Assessing the socio-economic impacts of soil degradation on Scotland’s water environment

Project Details

Description

Background: Soil degradation has impacts on both water quality and quantity, affecting a wide range of land-based industries including food and timber production, GHG emissions, and biodiversity. Options to mitigate potential impacts of soil degradation includes investments in agricultural and ecosystem services payments, flood management, peatland restoration, and sustainable soil management, among others. Understanding the extent, spatial distribution, drivers and socio-economic costs of soil degradation and its impacts on waters will provide a basis for prioritising and targeting investments to protect soils, mitigating detrimental impacts on soils to the wider environment, especially water.

Aim: Building on existing work in Scotland and the UK, and together with the project steering group, the aim of the project is to develop a methodological framework to assess the socio-economic and environmental impacts of soil degradation to land-based businesses, the wider off-site impacts on Scotland’s water environment, and to ecosystem services provided by soils to society and the Scottish economy.

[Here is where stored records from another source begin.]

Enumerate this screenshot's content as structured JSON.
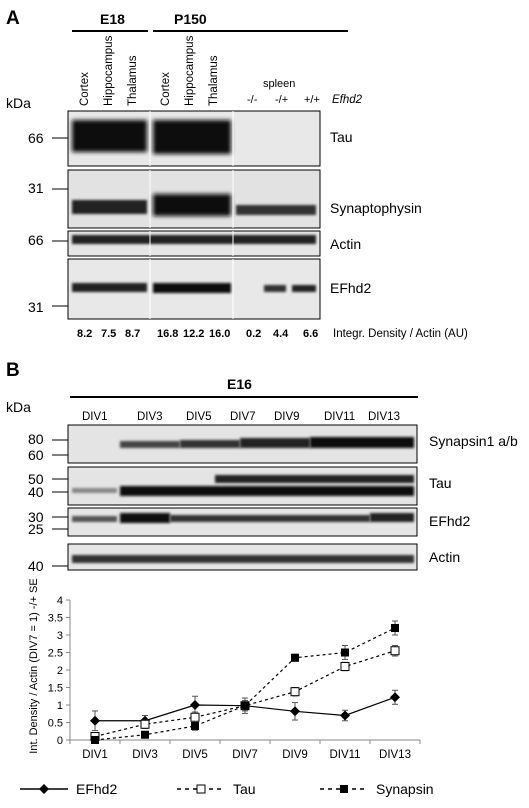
{
  "panel_a": {
    "label": "A",
    "group_labels": [
      "E18",
      "P150"
    ],
    "lane_labels": [
      "Cortex",
      "Hippocampus",
      "Thalamus",
      "Cortex",
      "Hippocampus",
      "Thalamus"
    ],
    "spleen_label": "spleen",
    "genotype_labels": [
      "-/-",
      "-/+",
      "+/+"
    ],
    "gene_label": "Efhd2",
    "kda_label": "kDa",
    "markers": [
      "66",
      "31",
      "66",
      "31"
    ],
    "blot_labels": [
      "Tau",
      "Synaptophysin",
      "Actin",
      "EFhd2"
    ],
    "density_values": [
      "8.2",
      "7.5",
      "8.7",
      "16.8",
      "12.2",
      "16.0",
      "0.2",
      "4.4",
      "6.6"
    ],
    "density_caption": "Integr. Density / Actin (AU)"
  },
  "panel_b": {
    "label": "B",
    "group_label": "E16",
    "kda_label": "kDa",
    "div_labels": [
      "DIV1",
      "DIV3",
      "DIV5",
      "DIV7",
      "DIV9",
      "DIV11",
      "DIV13"
    ],
    "markers": [
      "80",
      "60",
      "50",
      "40",
      "30",
      "25",
      "40"
    ],
    "blot_labels": [
      "Synapsin1 a/b",
      "Tau",
      "EFhd2",
      "Actin"
    ]
  },
  "chart_data": {
    "type": "line",
    "ylabel": "Int. Density / Actin (DIV7 = 1) -/+ SE",
    "xlabel": "",
    "categories": [
      "DIV1",
      "DIV3",
      "DIV5",
      "DIV7",
      "DIV9",
      "DIV11",
      "DIV13"
    ],
    "ylim": [
      0,
      4
    ],
    "yticks": [
      "0",
      "0.5",
      "1",
      "1.5",
      "2",
      "2.5",
      "3",
      "3.5",
      "4"
    ],
    "grid": false,
    "legend_position": "bottom",
    "series": [
      {
        "name": "EFhd2",
        "marker": "filled-diamond",
        "line": "solid",
        "values": [
          0.55,
          0.55,
          1.0,
          0.98,
          0.82,
          0.7,
          1.22
        ],
        "errors": [
          0.28,
          0.15,
          0.25,
          0.22,
          0.25,
          0.15,
          0.2
        ]
      },
      {
        "name": "Tau",
        "marker": "open-square",
        "line": "dashed",
        "values": [
          0.1,
          0.45,
          0.65,
          0.98,
          1.38,
          2.1,
          2.55
        ],
        "errors": [
          0.1,
          0.12,
          0.15,
          0.15,
          0.12,
          0.12,
          0.15
        ]
      },
      {
        "name": "Synapsin",
        "marker": "filled-square",
        "line": "dashed",
        "values": [
          0.0,
          0.15,
          0.4,
          0.98,
          2.35,
          2.5,
          3.2
        ],
        "errors": [
          0.05,
          0.08,
          0.12,
          0.1,
          0.1,
          0.2,
          0.2
        ]
      }
    ]
  },
  "colors": {
    "ink": "#000000",
    "band": "#1a1a1a",
    "blot_bg": "#e6e6e6"
  }
}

A key aspect of the work will also be to identify knowledge and evidence gaps. The process of method development will include appraisal of data needs, utility of existing data, and requirements for method validation.

The project team brings together a multidisciplinary team with expertise from in soil physics, hydrology, soil biology and soil contamination. It also includes expertise in peatland degradation and biophysical resource analyses, spatial analysis and modelling, and economic evaluation and cost analyses of ecosystem services,. as well as a wider understanding of soil processes and threats to soil health and functioning.